Oversight of Unsafe Systems via Dynamic Safety Envelopes


I had an idea for short-term, non-su­per­hu­man AI safety that I re­cently wrote up and will be post­ing have now posted on Arxiv. This post serves to in­tro­duce the idea, and re­quest feed­back from a more safety-ori­ented group than those that I would oth­er­wise pre­sent the ideas to.

In short, the pa­per tries to adapt a paradigm that Mo­bil­eye has pre­sented for au­tonomous ve­hi­cle safety to a much more gen­eral set­ting. The paradigm is to have a “safety en­velope” that is dic­tated by a sep­a­rate al­gorithm than the policy al­gorithm for driv­ing, set­ting speed- and dis­tance- limits for the ve­hi­cle based on the po­si­tion of ve­hi­cles around it.

For self-driv­ing cares, this works well be­cause there is a physics based model of the sys­tem that can be used to find an al­gorith­mic en­velope.

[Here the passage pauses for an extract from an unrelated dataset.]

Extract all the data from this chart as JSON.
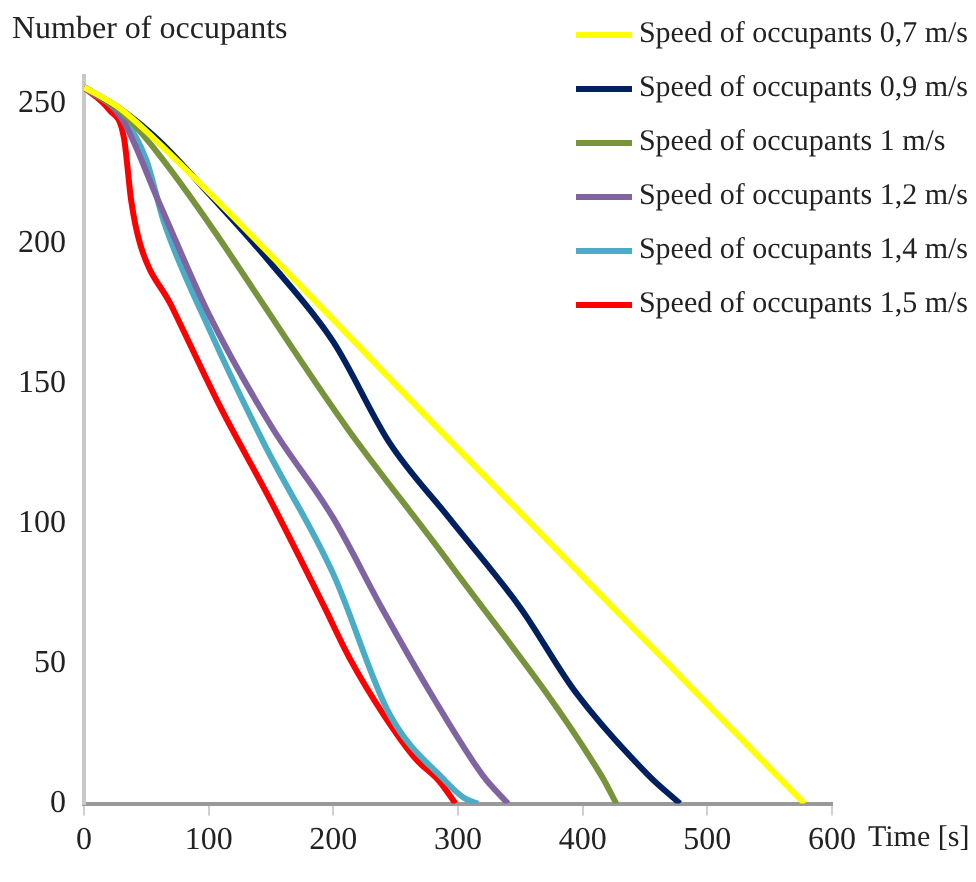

In ar­bi­trary other sys­tems, it works less well, be­cause we don’t have good fun­da­men­tal mod­els for what safe be­hav­ior means. For ex­am­ple, in fi­nan­cial mar­kets there are “cir­cuit break­ers” that func­tion as an op­por­tu­nity for the sys­tem to take a break when some­thing un­ex­pected hap­pens. The val­ues for the cir­cuit break­ers are set via a sim­ple heuris­tic that doesn’t re­late to the dy­nam­ics of the sys­tem in ques­tion. I pro­pose tak­ing a mid­dle path—dy­nam­i­cally learn­ing a safety en­velope.

In build­ing sep­a­rate mod­els for safety and for policy, I think the sys­tem can ad­dress a differ­ent prob­lem be­ing dis­cussed in mil­i­tary and other AI con­texts, which is that “Hu­man-in-the-Loop” is im­pos­si­ble for nor­mal ML sys­tems, since it slows the re­ac­tion time down to the level of hu­man re­ac­tions. The pro­posed paradigm of a safety-en­velope learn­ing sys­tem can be mean­ingfully con­trol­led by hu­mans, be­cause the adap­tive time needed for the sys­tem can be slower than the policy sys­tem that makes the lower level de­ci­sions.

Quick Q&A

1) How do we build heuris­tic safety en­velopes in prac­tice?

This de­pends on the sys­tem in ques­tion. I would be very in­ter­ested in iden­ti­fy­ing do­mains where this class of solu­tion could be im­ple­mented, ei­ther in toy mod­els, or in full sys­tems.

2) Why is this bet­ter than a sys­tem that op­ti­mizes for safety?

The is­sues with bal­anc­ing op­ti­miza­tion for goals ver­sus op­ti­miza­tion for safety can lead to per­verse effects. If the sys­tem op­ti­miz­ing for safety is seg­re­gated, and the policy-en­g­ine is not given ac­cess to it, this should not oc­cur.

This also al­lows the safety sys­tem to be built and mon­i­tored by a reg­u­la­tor, in­stead of by the own­ers of the sys­tem. In the case of Mo­bil­eye’s pro­posed sys­tem, a self-driv­ing car could have the pa­ram­e­ters of the safety en­velope dic­tated by traf­fic au­thor­i­ties, in­stead of need­ing to rely on the car man­u­fac­tur­ers to im­ple­ment sys­tems that drive safely as de­ter­mined by those man­u­fac­tur­ers.

3) Are there any ob­vi­ous short­com­ing to this ap­proach?

Yes. This does not scale to hu­man- or su­per­hu­man- gen­eral in­tel­li­gence, be­cause a sys­tem aware of the con­straints can at­tempt to de­sign poli­cies for avoid­ing them. It is pri­mar­ily in­tended to serve as a stop-gap mea­sure to marginally im­prove the safety of near-term Ma­chine Learn­ing sys­tems.